Il n’y a pas de sot métier, mais ils n’ont pas tous la même valeur aux yeux de la société ; certains sont considérés comme essentiels alors que d’autres sont en voie d’être effectués par des robots. N’empêche, il y a une job qui demande des skills biens précis qu’aucun tas de férial à circuits intégrés ne pourrait exécuter : le transport d’êtres humains. On ne parle pas ici de conduire un autobus ou un taxi, mais plutôt un véhicule personnel avec mission d’amener un colis précieux à bon port. Est-ce légal… probablement pas. Ça prend tout de même des gens pour naviguer les zones grises et les dédales administratifs afin d’apporter de l’aide à ceux à court de moyens comme dans Débarqués.
Ce n’est pas de grandeur d’âme que Gil va jusque dans le fin fond des bois avec deux handicapés : un quadriplégique et un trisomique. Il y a de l’argent à faire avec le malheur des autres. En revanche, il n’est pas un rapace qui s’en met plein les poches en se foutant éperdument des droits et de la dignité de ses passagers. Ces pauvres bougres n’ont plus de foyer ; ils sont abandonnés à leur sort. Ce n’est pas facile de s’occuper de personnes vulnérables qui dépendent d’autrui pour subvenir à leurs besoins. C’est un choix déchirant — dans la plupart des cas — de s’en départir, mais la vie est parfois mal faite. Il doit donc les amener à leur dernière demeure. Non, il ne s’agit pas de les abattre derrière la grange comme des animaux malades, mais plutôt de les débarquer sur une île où se trouve une clinique « off the grid » où ils seront pris en main…du moins, on l’espère.
« Je vais crevez vous comprenez ? Et je veux pas que mon Winston finisse tout seul dans un de ces centres où on est moins bien traité qu’à la SPCA !!! »

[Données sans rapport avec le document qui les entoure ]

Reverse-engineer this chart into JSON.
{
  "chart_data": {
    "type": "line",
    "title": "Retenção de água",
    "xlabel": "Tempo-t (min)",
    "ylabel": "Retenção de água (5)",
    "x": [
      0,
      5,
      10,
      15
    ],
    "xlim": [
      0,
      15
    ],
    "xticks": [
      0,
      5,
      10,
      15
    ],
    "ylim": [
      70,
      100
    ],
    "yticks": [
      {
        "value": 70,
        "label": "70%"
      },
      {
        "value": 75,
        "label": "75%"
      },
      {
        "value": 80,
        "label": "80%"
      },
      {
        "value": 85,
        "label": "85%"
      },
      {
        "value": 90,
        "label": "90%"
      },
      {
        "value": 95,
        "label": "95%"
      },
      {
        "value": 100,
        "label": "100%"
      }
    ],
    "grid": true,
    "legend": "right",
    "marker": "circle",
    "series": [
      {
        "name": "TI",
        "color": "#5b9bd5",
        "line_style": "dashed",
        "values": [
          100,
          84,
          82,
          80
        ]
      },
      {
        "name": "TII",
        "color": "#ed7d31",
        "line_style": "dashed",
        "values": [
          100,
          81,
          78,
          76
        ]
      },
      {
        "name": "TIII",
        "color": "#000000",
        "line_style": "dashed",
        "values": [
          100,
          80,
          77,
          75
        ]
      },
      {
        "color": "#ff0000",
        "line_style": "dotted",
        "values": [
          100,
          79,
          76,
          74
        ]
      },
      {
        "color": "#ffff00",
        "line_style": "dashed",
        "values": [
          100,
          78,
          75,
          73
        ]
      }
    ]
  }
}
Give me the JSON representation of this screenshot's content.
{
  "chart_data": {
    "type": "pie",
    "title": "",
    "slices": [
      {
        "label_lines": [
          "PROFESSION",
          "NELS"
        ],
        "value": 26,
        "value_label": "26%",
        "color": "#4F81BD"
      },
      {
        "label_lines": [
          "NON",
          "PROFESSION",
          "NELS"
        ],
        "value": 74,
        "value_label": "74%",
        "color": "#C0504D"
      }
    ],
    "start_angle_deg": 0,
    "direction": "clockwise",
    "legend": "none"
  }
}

Il faut être fait fort. e pour accepter un tel contrat sans broncher. Ça prend surtout une bonne dose d’humanité et de compassion. Par contre, Jean-Fran, le helper engagé par Gil en manque cruellement et risque de faire foirer le plan réglé au quart de tour avec son attitude de marde. Cela finira par leur coûter bien plus qu’une liasse de billets en petites coupures. Il ne faut pas oublier qu’il y a des vies en jeu. Ils sont tous dans le même bateau qui pourrait chavirer d’un moment à l’autre. Il s’agit de ne pas trop faire de vagues et de go with the flow ou comme dirait Coco « c’est pa’ti mon kiki. »
Débarqués c’est avant tout un road trip qui aurait pu être un road movie dans la façon dont il a été scénarisé (André Marois) et mis en image (Michel Hellman.) Le noir et blanc se prête bien au silence du long trajet parsemé de bribes de conversations à travers cette contrée sauvage. En plus d’offrir une trame narrative des plus divertissante, on se prend à réfléchir au sort des laissés-pour-compte et sur notre devoir collectif de les protéger.